Codepoetry also asks the eternal question: If I throw a cat out the car window, is it kitty litter? (one of the random quotes you get at the top of each page) and links to the cool tool LanOSD. I’m not sure what it does, but I’m sure it’s cool.

Colors Rotated

Friday, August 20th, 2004

Math link of the day: a tribe who can’t count (thanks to Seema)

You may notice a subtle change in the blog design. I think I’ve finally tamed the wild, CPU-eating color switching script. It was especially slow on pages with lots of entries, like the category and monthly pages. Links are no longer colored.

Depending on your browser, it may take time or effort for the cached versions of the stylesheet and script to be replaced by their replacements. Color rotation should happen faster with the new version.

Mac Follies

Wednesday, August 18th, 2004

Crazy rumor of the day: Arlo Rose Working On Doomsday Widget

Here’s a link dump of the nifty and the novel in Mac software:

  • ~stevenf describes CocoaBooklet, an app for printing booklets.
  • Mac the Ripper, an all-in-one DVD ripping utility, is up to version 2.0.1.
  • SafariSpeed will do that speeding-up-Safari hack for you.
  • Bookpedia will catalog your books. (Well, you’ll catalog your books, unless you happen to have a bar code scanner handy.)
  • Have you been waiting for the reincarnation of HyperCard? It’s no longer necessary to drink that poison Kool-Aid - HyperNext is here!
  • iGetter is download manager for the Mac, for those of you who don’t use wget.
  • Mike Matas has cool icons that come with a copy of his CatScan.

DNS Follies

Tuesday, August 17th, 2004

Weird link of the day: Innovation in India

I was waiting for a DNS entry to percolate down to my little mac, but then I thought, why wait? So I followed this macosxhint to get my mac to contact the one DNS server that already had a clue. It wasn’t really necessary, but it worked.

To check if a domain is having DNS troubles, try Quick Check. When Quick Check verified that the domain was one with the net again, I undid my DNS hack above. No harm done.
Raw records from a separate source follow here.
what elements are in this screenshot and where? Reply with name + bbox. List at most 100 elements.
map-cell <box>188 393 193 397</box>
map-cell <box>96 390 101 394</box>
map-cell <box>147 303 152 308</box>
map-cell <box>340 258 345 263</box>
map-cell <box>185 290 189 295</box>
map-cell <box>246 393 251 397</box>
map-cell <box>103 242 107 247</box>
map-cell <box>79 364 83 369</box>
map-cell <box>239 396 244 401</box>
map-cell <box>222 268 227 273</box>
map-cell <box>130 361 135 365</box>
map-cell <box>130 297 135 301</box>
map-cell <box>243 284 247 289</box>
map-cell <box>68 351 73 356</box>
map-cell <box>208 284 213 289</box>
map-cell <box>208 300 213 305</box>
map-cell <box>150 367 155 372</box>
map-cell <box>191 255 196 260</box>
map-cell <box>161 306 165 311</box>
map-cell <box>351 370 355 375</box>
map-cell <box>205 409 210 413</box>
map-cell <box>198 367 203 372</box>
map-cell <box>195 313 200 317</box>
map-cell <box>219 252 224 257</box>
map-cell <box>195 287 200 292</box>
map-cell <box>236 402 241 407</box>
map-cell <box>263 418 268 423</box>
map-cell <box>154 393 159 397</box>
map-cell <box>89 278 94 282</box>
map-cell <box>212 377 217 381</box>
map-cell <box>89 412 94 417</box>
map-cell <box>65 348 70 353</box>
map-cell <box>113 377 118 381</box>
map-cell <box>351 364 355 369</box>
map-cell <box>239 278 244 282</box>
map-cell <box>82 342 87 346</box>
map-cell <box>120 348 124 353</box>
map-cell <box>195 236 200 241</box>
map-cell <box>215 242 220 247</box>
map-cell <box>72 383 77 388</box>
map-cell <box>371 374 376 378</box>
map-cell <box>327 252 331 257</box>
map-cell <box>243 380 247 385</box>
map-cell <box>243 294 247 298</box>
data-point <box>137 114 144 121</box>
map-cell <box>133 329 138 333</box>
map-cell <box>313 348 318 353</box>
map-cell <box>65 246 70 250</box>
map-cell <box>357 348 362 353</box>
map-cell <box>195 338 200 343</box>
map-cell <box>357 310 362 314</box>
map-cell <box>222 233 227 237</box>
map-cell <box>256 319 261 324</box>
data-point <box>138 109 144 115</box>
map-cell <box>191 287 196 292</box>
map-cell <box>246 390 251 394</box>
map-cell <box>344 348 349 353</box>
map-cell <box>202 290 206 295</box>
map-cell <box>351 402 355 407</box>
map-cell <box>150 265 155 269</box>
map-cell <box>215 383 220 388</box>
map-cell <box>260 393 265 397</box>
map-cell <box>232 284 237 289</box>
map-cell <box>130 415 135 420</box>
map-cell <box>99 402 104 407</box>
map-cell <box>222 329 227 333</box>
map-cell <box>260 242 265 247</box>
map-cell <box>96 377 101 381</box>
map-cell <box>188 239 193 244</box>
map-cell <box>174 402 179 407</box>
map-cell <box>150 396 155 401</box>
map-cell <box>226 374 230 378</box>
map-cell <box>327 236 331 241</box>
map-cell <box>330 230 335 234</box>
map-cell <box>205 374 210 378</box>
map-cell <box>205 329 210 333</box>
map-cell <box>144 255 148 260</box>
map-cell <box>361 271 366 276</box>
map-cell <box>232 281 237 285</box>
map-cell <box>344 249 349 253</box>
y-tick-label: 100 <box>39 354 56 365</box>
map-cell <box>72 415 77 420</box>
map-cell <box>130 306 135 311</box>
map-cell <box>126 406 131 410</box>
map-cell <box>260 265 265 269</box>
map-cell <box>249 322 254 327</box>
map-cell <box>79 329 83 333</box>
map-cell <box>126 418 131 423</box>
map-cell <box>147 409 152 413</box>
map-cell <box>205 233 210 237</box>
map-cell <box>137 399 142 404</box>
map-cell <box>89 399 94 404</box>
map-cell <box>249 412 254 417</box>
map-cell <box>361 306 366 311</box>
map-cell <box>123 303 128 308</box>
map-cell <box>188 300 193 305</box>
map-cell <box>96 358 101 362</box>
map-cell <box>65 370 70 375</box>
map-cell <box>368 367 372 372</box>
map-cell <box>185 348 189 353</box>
I love Quicksilver, but when it crashes, it drags the Finder down with it. Apparently I have it cataloguing too much; I followed the advice in this forum thread to turn off automatic rescanning of the catalog, and QS hasn’t crashed since.

Pretty PHP Fonts

Saturday, August 14th, 2004

Look-and-feel link of the day: Firefox - Switch

I was going to redecorate with pretty fonts (possibly Tengwar), as described in dynamic text rendering at A List Apart, but I ran out of web design energy. If you want to try it at home, here are some useful links I found in the comments:

Teeny Weeny Fonts

Friday, August 13th, 2004

Freebie of the day: Westciv’s CSS Level 1 course

I’ve joined a few new writing mailing lists lately. As a result, the number of HTML emails I get in teeny weeny fonts has skyrocketed. I don’t know whether it’s AOL’s fault, Yahoo’s or the ever-culpable Microsoft’s, but tonight I got annoyed enough to do something about it.

Once again, macosxhints came through with a solution: using a local stylesheet to control Mail. Don’t follow the directions there without reading all the way through to the comment that shows the simplest way to do it. Or follow my summary here:

First, you need the stylesheet. Save the following in a plain text file called, say, mail.css:

font[size="1"] {
    font-size: 10pt;
}
font[size="2"] {
    font-size: 11pt;
}
font[size="3"] {
    font-size: 12pt;
}

Adjust the font sizes if they’re still too small. If you know CSS you can tweak to your heart’s content—put in a nice background watermark that says Munged by Microsoft, De-munged by WebKit, for example. I’ll skip that step, though.

Put your mail.css file in a safe place and note the path. For example: /Users/jemimap/Documents/mail.css

Quit Mail. Open the Terminal. Cut and paste the following line into the Terminal and hit return:

defaults write com.apple.Mail WebKitUserStyleSheetEnabledPreferenceKey -bool True

Cut and paste the next one the same way, but change the path to match where you put mail.css:

defaults write com.apple.Mail WebKitUserStyleSheetLocationPreferenceKey '/Users/jemimap/Documents/mail.css'

Terminal won’t give you any feedback when you hit return, but it’s now safe to quit the Terminal and open Mail. Your mail should now be de-munged.